• 05 de Julio del 2022

Quien sea, donde sea, cuando sea; toda persona tiene derecho a buscar protección

A casi cuatro meses del conflicto armado entre Rusia y Ucrania, la más reciente guerra que ha revivido muchas de las pesadillas que se creían terminadas en un mundo moderno, el terror sembrado sobre la sociedad ucraniana con este hecho, ha obligado a la salida de miles de personas que hoy viven bajo la consigna de algo que quizá nunca hubieran imaginado, la consigna de ser refugiados.

 

Miles de personas que a inicios de año contaban con una estabilidad y un suelo fijo, hoy están en esta situación, demostrando que la figura de los refugiados es un elemento clave para proteger las personas que, por situaciones como esta guerra, de la noche a la mañana pierden no solo su estabilidad económica, sino que pierden también la certeza de la seguridad sobre su persona.

De acuerdo con la Organización de las Naciones Unidas (ONU), cada minuto 24 personas lo dejan todo para huir de la guerra, la persecución o el terror. La ACNUR, la Agencia de la ONU para los Refugiados, define a un refugiado como toda persona que, debido a fundados temores de ser perseguido por motivos de raza, religión, nacionalidad, pertenencia a determinado grupo social u opiniones políticas, se encuentre fuera del país de su nacionalidad y no pueda o, a causa de dichos temores, no quiera acogerse a la protección de su país; o que careciendo de nacionalidad y hallándose, a consecuencia de tales acontecimientos fuera del país donde antes tuviera su residencia habitual, no pueda o, a causa de dichos temores, no quiera regresar a él.

Desde mediados del siglo XX, con la reconfiguración del nuevo orden mundial, la figura de los refugiados fue reconocida por todos los integrantes de la ONU. En 1951 se llevó a cabo la Convención sobre el Estatuto de los Refugiados, donde se establecieron los derechos básicos de las personas que adquieren esta figura, entre los que podemos destacar: El derecho a no ser expulsado, excepto bajo ciertas condiciones estrictamente definidas, el derecho a no ser castigado por entrada ilegal en el territorio de un Estado contratante, el derecho a un empleo remunerado, el derecho a la vivienda, el derecho a la educación pública, el derecho a la asistencia pública, el derecho a la libertad de religión, el derecho al acceso a los tribunales, el derecho a la libertad de circulación dentro del territorio y el derecho a emitir documentos de identidad y viaje. Se debe considerar que un refugiado adquirirá más derechos conforme más tiempo permanezca en el país anfitrión.

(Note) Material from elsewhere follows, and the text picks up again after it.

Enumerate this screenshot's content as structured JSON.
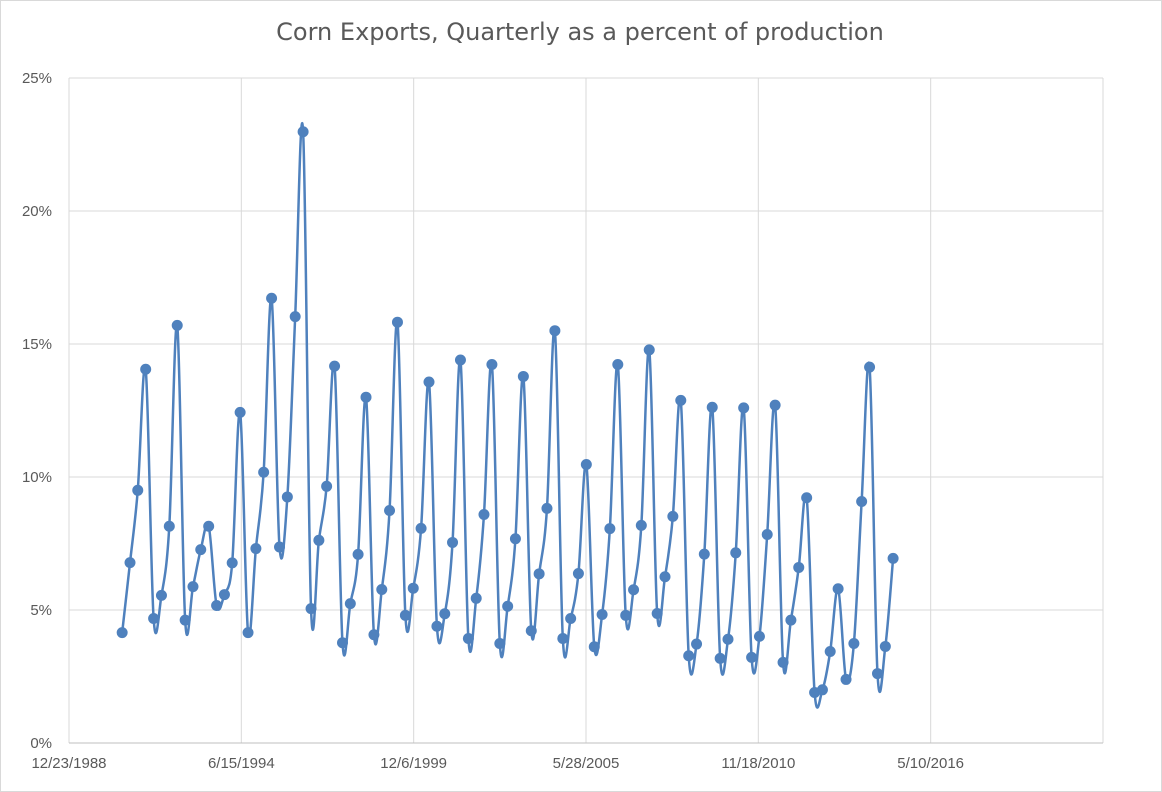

Este 20 de junio la ONU conmemora el Día Mundial de los Refugiados con la firme idea de honrar a las personas refugiadas y desplazadas de todo el mundo, así como de enfatizar la importancia de apoyar las labores para habilitar espacios que permitan a las personas que caen en esta situación, mantener sus derechos básicos al tener que dejar sus países de origen por causas ajenas a un deseo legítimo de migrar. El Día Mundial del Refugiado es una ocasión para fomentar la comprensión y la empatía hacia las personas refugiadas y desplazadas en consideración de las difíciles circunstancias en las que se encuentran; asimismo, la fecha permite reconocer su capacidad de resiliencia en la reconstrucción de sus vidas.

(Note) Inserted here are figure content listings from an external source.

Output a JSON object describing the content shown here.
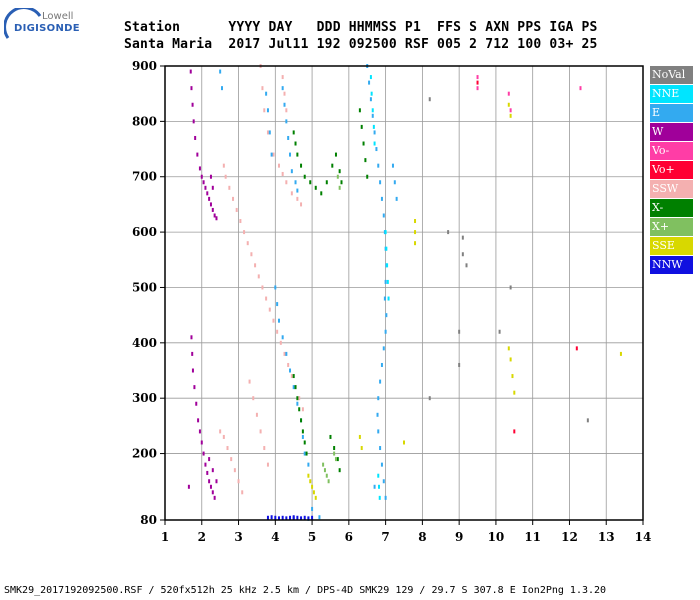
{
  "logo": {
    "brand_top": "Lowell",
    "brand_main": "DIGISONDE",
    "arc_color": "#2a5fb4"
  },
  "header": {
    "line1": "Station      YYYY DAY   DDD HHMMSS P1  FFS S AXN PPS IGA PS",
    "line2": "Santa Maria  2017 Jul11 192 092500 RSF 005 2 712 100 03+ 25"
  },
  "legend": [
    {
      "label": "NoVal",
      "color": "#808080"
    },
    {
      "label": "NNE",
      "color": "#00e5ff"
    },
    {
      "label": "E",
      "color": "#33aaf0"
    },
    {
      "label": "W",
      "color": "#a0009a"
    },
    {
      "label": "Vo-",
      "color": "#ff3da6"
    },
    {
      "label": "Vo+",
      "color": "#ff0033"
    },
    {
      "label": "SSW",
      "color": "#f4b0b0"
    },
    {
      "label": "X-",
      "color": "#008000"
    },
    {
      "label": "X+",
      "color": "#80c060"
    },
    {
      "label": "SSE",
      "color": "#d8d800"
    },
    {
      "label": "NNW",
      "color": "#1010e0"
    }
  ],
  "chart_data": {
    "type": "scatter",
    "title": "",
    "xlabel": "",
    "ylabel": "",
    "xlim": [
      1,
      14
    ],
    "ylim": [
      80,
      900
    ],
    "x_ticks": [
      "1",
      "2",
      "3",
      "4",
      "5",
      "6",
      "7",
      "8",
      "9",
      "10",
      "11",
      "12",
      "13",
      "14"
    ],
    "y_ticks": [
      "80",
      "200",
      "300",
      "400",
      "500",
      "600",
      "700",
      "800",
      "900"
    ],
    "grid": true,
    "series": [
      {
        "name": "W",
        "color": "#a0009a",
        "points": [
          [
            1.7,
            890
          ],
          [
            1.72,
            860
          ],
          [
            1.75,
            830
          ],
          [
            1.78,
            800
          ],
          [
            1.82,
            770
          ],
          [
            1.88,
            740
          ],
          [
            1.95,
            715
          ],
          [
            2.0,
            700
          ],
          [
            2.05,
            690
          ],
          [
            2.1,
            680
          ],
          [
            2.15,
            670
          ],
          [
            2.2,
            660
          ],
          [
            2.25,
            650
          ],
          [
            2.3,
            640
          ],
          [
            2.35,
            630
          ],
          [
            2.4,
            625
          ],
          [
            2.3,
            680
          ],
          [
            2.25,
            700
          ],
          [
            1.72,
            410
          ],
          [
            1.74,
            380
          ],
          [
            1.76,
            350
          ],
          [
            1.8,
            320
          ],
          [
            1.85,
            290
          ],
          [
            1.9,
            260
          ],
          [
            1.95,
            240
          ],
          [
            2.0,
            220
          ],
          [
            2.05,
            200
          ],
          [
            2.1,
            180
          ],
          [
            2.15,
            165
          ],
          [
            2.2,
            150
          ],
          [
            2.25,
            140
          ],
          [
            2.3,
            130
          ],
          [
            2.35,
            120
          ],
          [
            2.2,
            190
          ],
          [
            2.3,
            170
          ],
          [
            2.4,
            150
          ],
          [
            1.65,
            140
          ]
        ]
      },
      {
        "name": "SSW",
        "color": "#f4b0b0",
        "points": [
          [
            2.6,
            720
          ],
          [
            2.65,
            700
          ],
          [
            2.75,
            680
          ],
          [
            2.85,
            660
          ],
          [
            2.95,
            640
          ],
          [
            3.05,
            620
          ],
          [
            3.15,
            600
          ],
          [
            3.25,
            580
          ],
          [
            3.35,
            560
          ],
          [
            3.45,
            540
          ],
          [
            3.55,
            520
          ],
          [
            3.65,
            500
          ],
          [
            3.75,
            480
          ],
          [
            3.85,
            460
          ],
          [
            3.95,
            440
          ],
          [
            4.05,
            420
          ],
          [
            4.15,
            400
          ],
          [
            4.25,
            380
          ],
          [
            4.35,
            360
          ],
          [
            4.45,
            340
          ],
          [
            4.55,
            320
          ],
          [
            4.65,
            300
          ],
          [
            4.75,
            280
          ],
          [
            3.6,
            900
          ],
          [
            3.65,
            860
          ],
          [
            3.7,
            820
          ],
          [
            3.8,
            780
          ],
          [
            3.95,
            740
          ],
          [
            4.1,
            720
          ],
          [
            4.2,
            705
          ],
          [
            4.3,
            690
          ],
          [
            4.45,
            670
          ],
          [
            4.6,
            660
          ],
          [
            4.7,
            650
          ],
          [
            2.6,
            230
          ],
          [
            2.7,
            210
          ],
          [
            2.8,
            190
          ],
          [
            2.9,
            170
          ],
          [
            3.0,
            150
          ],
          [
            3.1,
            130
          ],
          [
            2.5,
            240
          ],
          [
            3.3,
            330
          ],
          [
            3.4,
            300
          ],
          [
            3.5,
            270
          ],
          [
            3.6,
            240
          ],
          [
            3.7,
            210
          ],
          [
            3.8,
            180
          ],
          [
            4.2,
            880
          ],
          [
            4.25,
            850
          ],
          [
            4.3,
            820
          ]
        ]
      },
      {
        "name": "E",
        "color": "#33aaf0",
        "points": [
          [
            4.2,
            860
          ],
          [
            4.25,
            830
          ],
          [
            4.3,
            800
          ],
          [
            4.35,
            770
          ],
          [
            4.4,
            740
          ],
          [
            4.45,
            710
          ],
          [
            4.55,
            690
          ],
          [
            4.6,
            675
          ],
          [
            3.75,
            850
          ],
          [
            3.8,
            820
          ],
          [
            3.85,
            780
          ],
          [
            3.9,
            740
          ],
          [
            4.0,
            500
          ],
          [
            4.05,
            470
          ],
          [
            4.1,
            440
          ],
          [
            4.2,
            410
          ],
          [
            4.3,
            380
          ],
          [
            4.4,
            350
          ],
          [
            4.5,
            320
          ],
          [
            4.6,
            290
          ],
          [
            4.7,
            260
          ],
          [
            4.75,
            230
          ],
          [
            4.8,
            200
          ],
          [
            4.9,
            180
          ],
          [
            6.5,
            900
          ],
          [
            6.55,
            870
          ],
          [
            6.6,
            840
          ],
          [
            6.65,
            810
          ],
          [
            6.7,
            780
          ],
          [
            6.75,
            750
          ],
          [
            6.8,
            720
          ],
          [
            6.85,
            690
          ],
          [
            6.9,
            660
          ],
          [
            6.95,
            630
          ],
          [
            6.98,
            600
          ],
          [
            7.0,
            570
          ],
          [
            7.02,
            540
          ],
          [
            7.0,
            510
          ],
          [
            6.98,
            480
          ],
          [
            7.02,
            450
          ],
          [
            7.0,
            420
          ],
          [
            6.95,
            390
          ],
          [
            6.9,
            360
          ],
          [
            6.85,
            330
          ],
          [
            6.8,
            300
          ],
          [
            6.78,
            270
          ],
          [
            6.8,
            240
          ],
          [
            6.85,
            210
          ],
          [
            6.9,
            180
          ],
          [
            6.95,
            150
          ],
          [
            7.0,
            120
          ],
          [
            6.7,
            140
          ],
          [
            7.2,
            720
          ],
          [
            7.25,
            690
          ],
          [
            7.3,
            660
          ],
          [
            5.0,
            100
          ],
          [
            5.2,
            85
          ],
          [
            4.9,
            82
          ],
          [
            2.5,
            890
          ],
          [
            2.55,
            860
          ]
        ]
      },
      {
        "name": "X-",
        "color": "#008000",
        "points": [
          [
            4.5,
            780
          ],
          [
            4.55,
            760
          ],
          [
            4.6,
            740
          ],
          [
            4.7,
            720
          ],
          [
            4.8,
            700
          ],
          [
            4.95,
            690
          ],
          [
            5.1,
            680
          ],
          [
            5.25,
            670
          ],
          [
            5.4,
            690
          ],
          [
            5.55,
            720
          ],
          [
            5.65,
            740
          ],
          [
            5.75,
            710
          ],
          [
            5.8,
            690
          ],
          [
            4.5,
            340
          ],
          [
            4.55,
            320
          ],
          [
            4.6,
            300
          ],
          [
            4.65,
            280
          ],
          [
            4.7,
            260
          ],
          [
            4.75,
            240
          ],
          [
            4.8,
            220
          ],
          [
            4.85,
            200
          ],
          [
            5.5,
            230
          ],
          [
            5.6,
            210
          ],
          [
            5.7,
            190
          ],
          [
            5.75,
            170
          ],
          [
            6.3,
            820
          ],
          [
            6.35,
            790
          ],
          [
            6.4,
            760
          ],
          [
            6.45,
            730
          ],
          [
            6.5,
            700
          ]
        ]
      },
      {
        "name": "NNE",
        "color": "#00e5ff",
        "points": [
          [
            6.6,
            880
          ],
          [
            6.62,
            850
          ],
          [
            6.65,
            820
          ],
          [
            6.68,
            790
          ],
          [
            6.7,
            760
          ],
          [
            7.0,
            600
          ],
          [
            7.02,
            570
          ],
          [
            7.04,
            540
          ],
          [
            7.06,
            510
          ],
          [
            7.08,
            480
          ],
          [
            6.8,
            160
          ],
          [
            6.82,
            140
          ],
          [
            6.84,
            120
          ]
        ]
      },
      {
        "name": "X+",
        "color": "#80c060",
        "points": [
          [
            5.3,
            180
          ],
          [
            5.35,
            170
          ],
          [
            5.4,
            160
          ],
          [
            5.45,
            150
          ],
          [
            5.6,
            200
          ],
          [
            5.65,
            190
          ],
          [
            5.7,
            700
          ],
          [
            5.75,
            680
          ]
        ]
      },
      {
        "name": "SSE",
        "color": "#d8d800",
        "points": [
          [
            4.9,
            160
          ],
          [
            4.95,
            150
          ],
          [
            5.0,
            140
          ],
          [
            5.05,
            130
          ],
          [
            5.1,
            120
          ],
          [
            7.8,
            620
          ],
          [
            7.8,
            600
          ],
          [
            7.8,
            580
          ],
          [
            7.5,
            220
          ],
          [
            10.35,
            830
          ],
          [
            10.4,
            810
          ],
          [
            10.35,
            390
          ],
          [
            10.4,
            370
          ],
          [
            10.45,
            340
          ],
          [
            10.5,
            310
          ],
          [
            13.4,
            380
          ],
          [
            6.3,
            230
          ],
          [
            6.35,
            210
          ]
        ]
      },
      {
        "name": "Vo-",
        "color": "#ff3da6",
        "points": [
          [
            9.5,
            860
          ],
          [
            9.5,
            880
          ],
          [
            10.35,
            850
          ],
          [
            10.4,
            820
          ],
          [
            12.3,
            860
          ]
        ]
      },
      {
        "name": "Vo+",
        "color": "#ff0033",
        "points": [
          [
            10.5,
            240
          ],
          [
            12.2,
            390
          ],
          [
            9.5,
            870
          ]
        ]
      },
      {
        "name": "NNW",
        "color": "#1010e0",
        "points": [
          [
            3.8,
            84
          ],
          [
            4.0,
            84
          ],
          [
            4.2,
            84
          ],
          [
            4.4,
            84
          ],
          [
            4.6,
            84
          ],
          [
            4.8,
            84
          ],
          [
            5.0,
            84
          ],
          [
            4.1,
            83
          ],
          [
            4.3,
            83
          ],
          [
            4.5,
            83
          ],
          [
            4.7,
            83
          ],
          [
            4.9,
            83
          ],
          [
            3.9,
            85
          ],
          [
            4.5,
            85
          ]
        ]
      },
      {
        "name": "NoVal",
        "color": "#808080",
        "points": [
          [
            9.0,
            420
          ],
          [
            9.1,
            590
          ],
          [
            9.1,
            560
          ],
          [
            9.2,
            540
          ],
          [
            9.0,
            360
          ],
          [
            8.7,
            600
          ],
          [
            10.1,
            420
          ],
          [
            10.4,
            500
          ],
          [
            12.5,
            260
          ],
          [
            8.2,
            300
          ],
          [
            8.2,
            840
          ]
        ]
      }
    ]
  },
  "footer": "SMK29_2017192092500.RSF / 520fx512h 25 kHz 2.5 km / DPS-4D SMK29 129 / 29.7 S 307.8 E Ion2Png 1.3.20"
}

A finales de 2021, el total de personas que han sido forzadas a abandonar sus hogares por conflictos, violencia, temores de persecución y violaciones a derechos humanos en todo el mundo llegó a 89.3 millones. Esta cifra supera el doble de los 42.7 millones de personas que permanecieron desplazadas por la fuerza hace una década, lo que la convierte en la más alta desde la Segunda Guerra Mundial. Con la guerra de Ucrania, la cifra se incrementa a los 100 millones.

México es un país siempre dispuesto a apoyar en todos estos compromisos internacionales y hoy, como cada año, en México queremos garantizar el derecho de toda persona a buscar su protección. Quien sea, donde sea y cuando sea.